In Griftlands players take on the role of a mercenary trying to get by on an alien world; taking missions to be resolved by either violence or diplomacy and all handled in-game through deck-building.
Back when it first came out, Slay the Spire awakened a demon in me; one that only grew when its sexy cousin Monster Train came along. I found I couldn’t get enough of that sweet, sweet roguelike deck-building action. Every run, even the ones that ended in success, didn’t end perfectly and there were always new mechanics and new possibilities to try out. Griftlands, then, should have been a home run for me.
At its core it is a roguelike deckbuilder very much in the Slay the Spire mould. Your journey starts with a basic deck of actions, and you travel about the landscape of an alien planet, taking missions that involve you hurling said cards at one or more opponents whilst trying not to be taken out by their own offensive. You have to manage your hit points and get to the end of the day alive to heal up as well as choosing from battle rewards to upgrade your deck and build for future encounters.
The main area that Griftlands builds on this formula is the idea that you have two decks; a combat deck and a negotiation deck. Sometimes you have to scrap your way out of a situation, sometimes you can talk your way out of it. In a negotiation, you damage an opponent’s arguments rather than their health, and there are a bunch of different tactics, but, gameplay-wise, it’s in the same ballpark. Managing, refining and improving two decks at the same time is an interesting twist and definitely takes some brainpower. You don’t often get a realistic option between whether to negotiate or fight in a given situation though so you have to be careful not to prioritise one deck too much over the other.
The other main addition that jumped out to me was Griftlands’ attempt to tell a story. No-one would claim that Slay the Spire’s strength was its storytelling or characters (the characters don’t even have names) and Griftlands goes in quite heavily in this area. The game contains story-based cut-scenes, named characters and actual plotlines. When you visit new areas, with new people, there are conversations to be had that contain all sorts of names and places highlighted in blue (which means you can click on them for more information on them). There is world-building going on here and the characters have arcs and personalities.
Which is great and all, but… isn’t this a roguelike? My main criticism of Griftlands is that it wants to have its cake and eat it too. Either you’re a roguelike game designed to have runs that last one to two hours, and to be replayed with different options and tactical choices, or you’re an RPG, designed for longer playthroughs with lots of story-based content and character-driven connections. The mechanics and the structure are completely at odds and it can be quite jarring. I had run-throughs of Griftlands where I could tell my deckbuilding was bad and, sure enough, I didn’t last too long and had to restart. At which point I got much of the same story, some repeated quests and events. It began to grate somewhat. Griftlands felt very much like its mechanics should have landed more in the same area as Children of Zodiarcs; a game with all the deckbuilding (and dicebuilding!) you could wish for but that wasn’t built to be a roguelike, but a short JRPG. You could replay it if you wanted to to try out different approaches, but it wasn’t expected.

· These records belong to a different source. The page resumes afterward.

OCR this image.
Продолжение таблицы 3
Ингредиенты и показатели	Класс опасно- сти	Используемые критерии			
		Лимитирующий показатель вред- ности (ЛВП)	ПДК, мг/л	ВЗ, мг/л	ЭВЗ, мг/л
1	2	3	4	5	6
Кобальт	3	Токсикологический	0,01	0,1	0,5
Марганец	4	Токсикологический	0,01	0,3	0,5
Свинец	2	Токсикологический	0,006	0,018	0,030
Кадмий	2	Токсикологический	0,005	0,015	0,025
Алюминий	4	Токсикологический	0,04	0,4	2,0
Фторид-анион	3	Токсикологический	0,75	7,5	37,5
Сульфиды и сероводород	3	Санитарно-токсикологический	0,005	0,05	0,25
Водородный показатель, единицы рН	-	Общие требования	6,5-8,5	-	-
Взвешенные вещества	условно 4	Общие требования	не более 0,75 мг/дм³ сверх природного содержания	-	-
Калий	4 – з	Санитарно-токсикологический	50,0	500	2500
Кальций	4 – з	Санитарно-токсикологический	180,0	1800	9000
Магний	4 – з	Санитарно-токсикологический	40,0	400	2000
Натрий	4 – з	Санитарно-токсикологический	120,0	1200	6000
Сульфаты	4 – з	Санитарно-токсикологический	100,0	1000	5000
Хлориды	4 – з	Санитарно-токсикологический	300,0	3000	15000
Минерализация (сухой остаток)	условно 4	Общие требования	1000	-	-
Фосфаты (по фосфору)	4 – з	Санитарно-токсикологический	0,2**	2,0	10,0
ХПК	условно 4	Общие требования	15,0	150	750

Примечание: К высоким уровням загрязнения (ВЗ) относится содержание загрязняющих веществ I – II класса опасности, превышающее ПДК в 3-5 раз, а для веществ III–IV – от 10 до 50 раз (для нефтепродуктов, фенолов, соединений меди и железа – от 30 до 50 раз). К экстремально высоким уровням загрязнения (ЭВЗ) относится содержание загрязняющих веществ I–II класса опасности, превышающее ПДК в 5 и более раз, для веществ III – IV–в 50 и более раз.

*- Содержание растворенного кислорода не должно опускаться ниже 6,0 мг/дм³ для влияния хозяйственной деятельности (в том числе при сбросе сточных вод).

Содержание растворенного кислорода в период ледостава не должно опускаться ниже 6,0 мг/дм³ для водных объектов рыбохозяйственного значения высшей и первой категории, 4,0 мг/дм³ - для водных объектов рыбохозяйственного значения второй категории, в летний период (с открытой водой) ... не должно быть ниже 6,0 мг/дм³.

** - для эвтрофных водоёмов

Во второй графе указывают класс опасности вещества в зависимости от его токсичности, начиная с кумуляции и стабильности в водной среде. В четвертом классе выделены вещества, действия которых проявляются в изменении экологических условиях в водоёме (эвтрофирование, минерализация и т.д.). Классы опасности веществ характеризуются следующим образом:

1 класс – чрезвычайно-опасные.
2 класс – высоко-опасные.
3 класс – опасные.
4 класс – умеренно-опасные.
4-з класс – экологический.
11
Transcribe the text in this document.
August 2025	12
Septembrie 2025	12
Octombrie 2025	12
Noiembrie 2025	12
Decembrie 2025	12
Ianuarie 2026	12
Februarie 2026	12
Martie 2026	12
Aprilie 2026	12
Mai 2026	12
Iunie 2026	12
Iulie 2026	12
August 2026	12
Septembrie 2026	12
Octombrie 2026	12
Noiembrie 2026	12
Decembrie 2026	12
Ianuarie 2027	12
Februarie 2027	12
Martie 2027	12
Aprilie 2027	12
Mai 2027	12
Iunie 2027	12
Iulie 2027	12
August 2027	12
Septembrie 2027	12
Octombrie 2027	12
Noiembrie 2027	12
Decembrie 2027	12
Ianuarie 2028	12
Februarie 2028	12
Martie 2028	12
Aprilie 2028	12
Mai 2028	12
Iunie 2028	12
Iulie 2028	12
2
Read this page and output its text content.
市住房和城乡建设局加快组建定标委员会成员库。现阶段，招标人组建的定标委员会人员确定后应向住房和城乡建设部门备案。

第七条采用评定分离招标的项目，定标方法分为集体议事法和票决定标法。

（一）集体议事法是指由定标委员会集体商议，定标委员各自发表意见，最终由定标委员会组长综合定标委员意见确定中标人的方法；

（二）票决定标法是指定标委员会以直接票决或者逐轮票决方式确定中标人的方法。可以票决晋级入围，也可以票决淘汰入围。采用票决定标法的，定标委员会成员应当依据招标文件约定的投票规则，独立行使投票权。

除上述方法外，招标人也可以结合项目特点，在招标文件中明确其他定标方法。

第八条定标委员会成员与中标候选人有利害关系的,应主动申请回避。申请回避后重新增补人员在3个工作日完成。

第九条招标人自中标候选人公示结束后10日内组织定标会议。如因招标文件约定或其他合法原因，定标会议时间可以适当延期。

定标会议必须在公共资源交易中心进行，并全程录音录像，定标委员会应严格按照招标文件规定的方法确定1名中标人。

Simplicity in the gameplay loop and complexity in the choices is what makes a good roguelike and it feels like the makers of Griftlands didn’t get this, or maybe lost sight of it. There are mechanics and gameplay states of differing types all over the place. A lot of it is, in fact, quite interesting, and the world-building is solid, it’s just all in the wrong type of game. There could have been a really nice card-based RPG in here but, unfortunately, as it is, Griftlands frustrates as much as it delights.
And yet… and yet. There is definitely something here. For me, the cornucopia of mechanics and the muddled direction of the game served as a barrier to entry but there is a lot of polish, a lot of intelligence and a lot of depth to Griftlands. I suspect that a lot of people, like me, won’t really be able to push past that initial steep curve but if you can I feel like there is a richly rewarding experience within, just not for everyone.